A caravan of thousands of Central American migrants is currently walking north through Mexico; most are Hondurans fleeing violence and poverty, according to USA Today. Many will seek asylum in Mexico, while some may attempt to cross the border and seek refuge in the United States.

But Trump has been claiming that the caravan includes people from the Middle East, by which he's apparently implying that some of its members are especially dangerous. As The Guardian points out, there's no evidence to suggest that anyone from the Middle East has joined the caravan. Even the president admitted this when reporters pressed him on the topic: "There's no proof of anything," he said. "There's no proof of anything. But they could very well be."
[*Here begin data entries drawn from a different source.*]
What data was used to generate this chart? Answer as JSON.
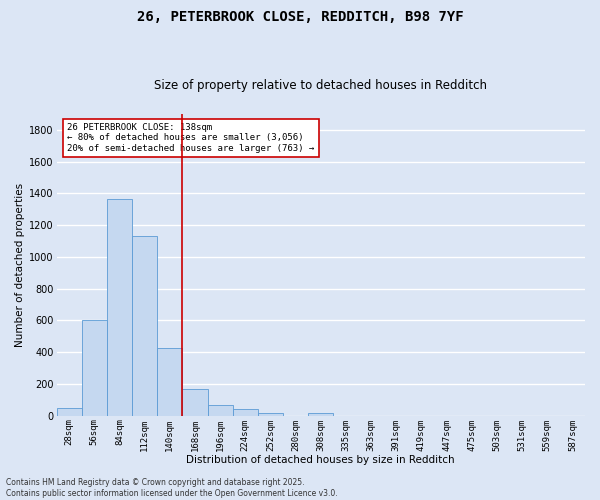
{
  "title_line1": "26, PETERBROOK CLOSE, REDDITCH, B98 7YF",
  "title_line2": "Size of property relative to detached houses in Redditch",
  "xlabel": "Distribution of detached houses by size in Redditch",
  "ylabel": "Number of detached properties",
  "bar_color": "#c5d8f0",
  "bar_edge_color": "#5b9bd5",
  "fig_bg_color": "#dce6f5",
  "ax_bg_color": "#dce6f5",
  "grid_color": "#ffffff",
  "vline_color": "#cc0000",
  "annotation_text": "26 PETERBROOK CLOSE: 138sqm\n← 80% of detached houses are smaller (3,056)\n20% of semi-detached houses are larger (763) →",
  "annotation_box_facecolor": "#ffffff",
  "annotation_box_edge": "#cc0000",
  "bins": [
    "28sqm",
    "56sqm",
    "84sqm",
    "112sqm",
    "140sqm",
    "168sqm",
    "196sqm",
    "224sqm",
    "252sqm",
    "280sqm",
    "308sqm",
    "335sqm",
    "363sqm",
    "391sqm",
    "419sqm",
    "447sqm",
    "475sqm",
    "503sqm",
    "531sqm",
    "559sqm",
    "587sqm"
  ],
  "values": [
    50,
    605,
    1365,
    1130,
    430,
    170,
    65,
    40,
    15,
    0,
    15,
    0,
    0,
    0,
    0,
    0,
    0,
    0,
    0,
    0,
    0
  ],
  "ylim": [
    0,
    1900
  ],
  "yticks": [
    0,
    200,
    400,
    600,
    800,
    1000,
    1200,
    1400,
    1600,
    1800
  ],
  "vline_index": 4.5,
  "footnote": "Contains HM Land Registry data © Crown copyright and database right 2025.\nContains public sector information licensed under the Open Government Licence v3.0."
}
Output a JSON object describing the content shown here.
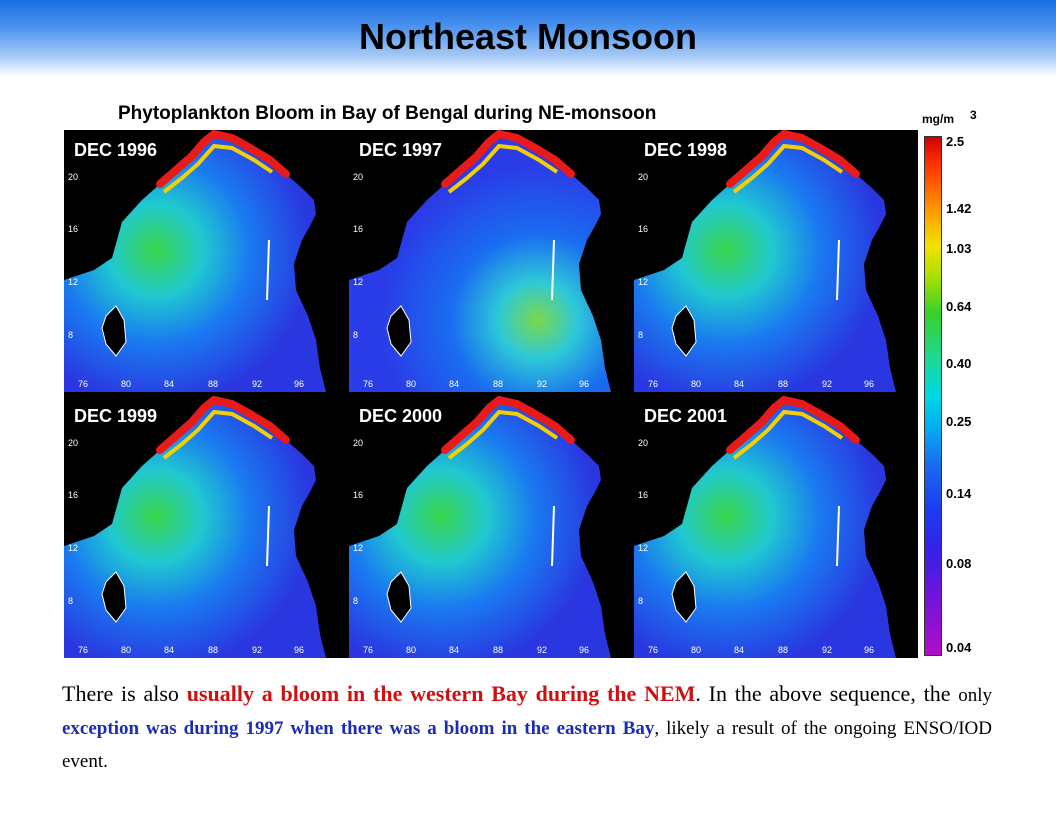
{
  "slide": {
    "title": "Northeast Monsoon",
    "figure_title": "Phytoplankton Bloom in Bay of Bengal during NE-monsoon"
  },
  "colorbar": {
    "unit": "mg/m",
    "unit_exponent": "3",
    "ticks": [
      "2.5",
      "1.42",
      "1.03",
      "0.64",
      "0.40",
      "0.25",
      "0.14",
      "0.08",
      "0.04"
    ]
  },
  "panels": [
    {
      "label": "DEC 1996",
      "bloom": "western",
      "lat_labels": [
        "20",
        "16",
        "12",
        "8"
      ],
      "lon_labels": [
        "76",
        "80",
        "84",
        "88",
        "92",
        "96"
      ]
    },
    {
      "label": "DEC 1997",
      "bloom": "eastern",
      "lat_labels": [
        "20",
        "16",
        "12",
        "8"
      ],
      "lon_labels": [
        "76",
        "80",
        "84",
        "88",
        "92",
        "96"
      ]
    },
    {
      "label": "DEC 1998",
      "bloom": "western",
      "lat_labels": [
        "20",
        "16",
        "12",
        "8"
      ],
      "lon_labels": [
        "76",
        "80",
        "84",
        "88",
        "92",
        "96"
      ]
    },
    {
      "label": "DEC 1999",
      "bloom": "western",
      "lat_labels": [
        "20",
        "16",
        "12",
        "8"
      ],
      "lon_labels": [
        "76",
        "80",
        "84",
        "88",
        "92",
        "96"
      ]
    },
    {
      "label": "DEC 2000",
      "bloom": "western",
      "lat_labels": [
        "20",
        "16",
        "12",
        "8"
      ],
      "lon_labels": [
        "76",
        "80",
        "84",
        "88",
        "92",
        "96"
      ]
    },
    {
      "label": "DEC 2001",
      "bloom": "western",
      "lat_labels": [
        "20",
        "16",
        "12",
        "8"
      ],
      "lon_labels": [
        "76",
        "80",
        "84",
        "88",
        "92",
        "96"
      ]
    }
  ],
  "description": {
    "part1": "There is also ",
    "part2": "usually a bloom in the western Bay during the NEM",
    "part3": ". In the above sequence, the ",
    "part4": "only ",
    "part5": "exception was during 1997 when there was a bloom in the eastern Bay",
    "part6": ", likely a result of the ongoing ENSO/IOD event."
  },
  "colors": {
    "header_blue": "#1a6fe0",
    "highlight_red": "#d01010",
    "highlight_blue": "#1a2db5",
    "land": "#000000",
    "ocean_low": "#1a3cf0",
    "ocean_mid": "#00c8e8",
    "bloom_high": "#e01a1a"
  }
}
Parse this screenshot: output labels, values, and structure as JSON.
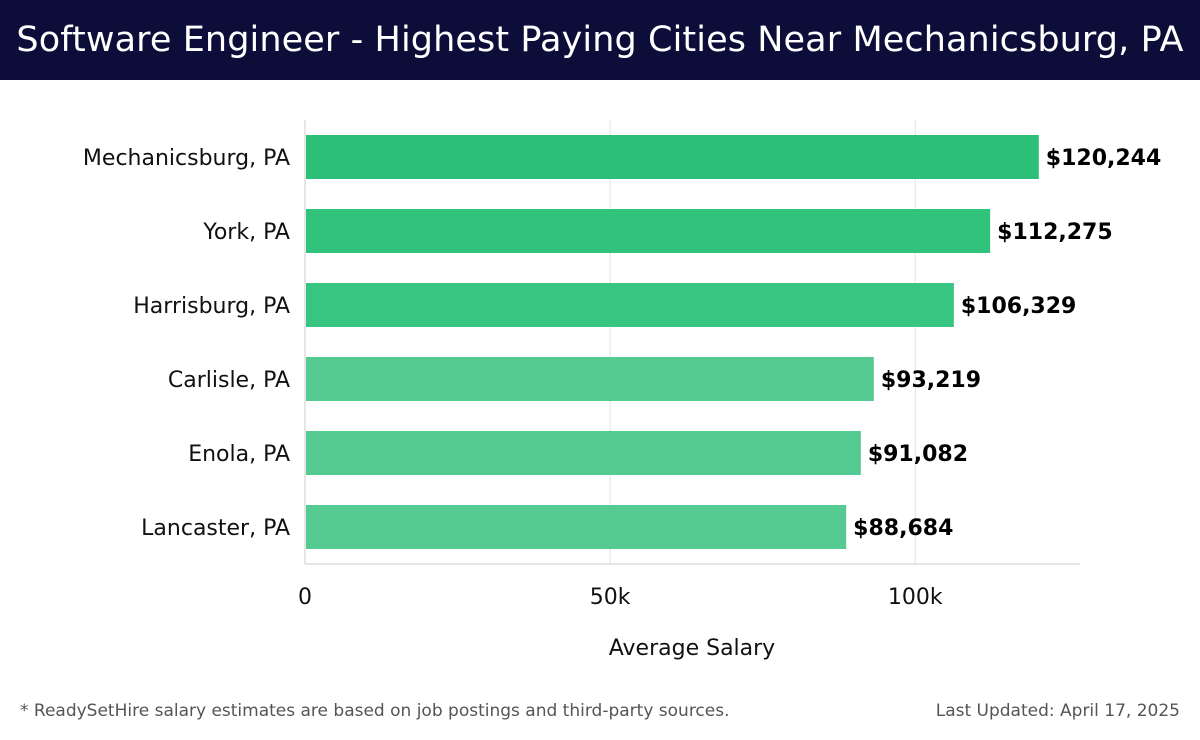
{
  "header": {
    "title": "Software Engineer - Highest Paying Cities Near Mechanicsburg, PA"
  },
  "chart_data": {
    "type": "bar",
    "orientation": "horizontal",
    "categories": [
      "Mechanicsburg, PA",
      "York, PA",
      "Harrisburg, PA",
      "Carlisle, PA",
      "Enola, PA",
      "Lancaster, PA"
    ],
    "values": [
      120244,
      112275,
      106329,
      93219,
      91082,
      88684
    ],
    "value_labels": [
      "$120,244",
      "$112,275",
      "$106,329",
      "$93,219",
      "$91,082",
      "$88,684"
    ],
    "bar_colors": [
      "#2bbf77",
      "#31c27c",
      "#38c581",
      "#55cb93",
      "#55cb93",
      "#55cb93"
    ],
    "xlabel": "Average Salary",
    "ylabel": "",
    "xlim": [
      0,
      127000
    ],
    "xticks": [
      0,
      50000,
      100000
    ],
    "xtick_labels": [
      "0",
      "50k",
      "100k"
    ],
    "grid": true
  },
  "footer": {
    "note": "* ReadySetHire salary estimates are based on job postings and third-party sources.",
    "updated": "Last Updated: April 17, 2025"
  }
}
Theory: The Migrant Caravan Is Funded By George Soros

Sean Gallup/Getty Images News/Getty Images

Some people are spreading the theory that the caravan is being funded by George Soros, a philanthropist and activist often accused of being a liberal puppet master by people on the far-right. Fox guest Chris Farrell, for example, declared that the caravan was partially bankrolled by the "Soros-occupied State Department." Glenn Beck and others have also made that assertion.

This isn't true. As explains, there's absolutely no evidence that Soros is funding the caravan; the migrants left their countries of their own accord. Tragically, this conspiracy theory may have already had deadly consequences. An idea took hold in anti-Semitic circles, particularly on the social media site Gab, that the caravan was to be blamed on Jewish funders (Soros is Jewish). The man who murdered 11 people in a Pittsburgh synagogue on Saturday was apparently inspired by this theory. Right before the attack, he wrote on Gab that a Jewish nonprofit group helping resettle refugees "likes to bring invaders that kill our people," and added, "Screw your optics, I'm going in."

Theory: Robert Mueller's Interfering In The Election

Alex Wong/Getty Images News/Getty Images

This is another theory started by Trump. He posted a series of tweets in May accusing Robert Mueller and the rest of the Russia probe team of "collusion" in the midterms. "The 13 Angry Democrats ... working on the rigged Russia Witch Hunt, will be MEDDLING with the mid-term elections," he tweeted on May 29. "There was no Collusion, except by the Democrats!" As Yahoo News points out, Mueller's team is not exclusively made up of Democrats, and there's no evidence to suggest that they are meddling in the midterms.

These elections are extremely important. Don't let a groundless conspiracy theory change your vote — if you come across an outlandish claim, research it using a variety of sources before you decide to believe it.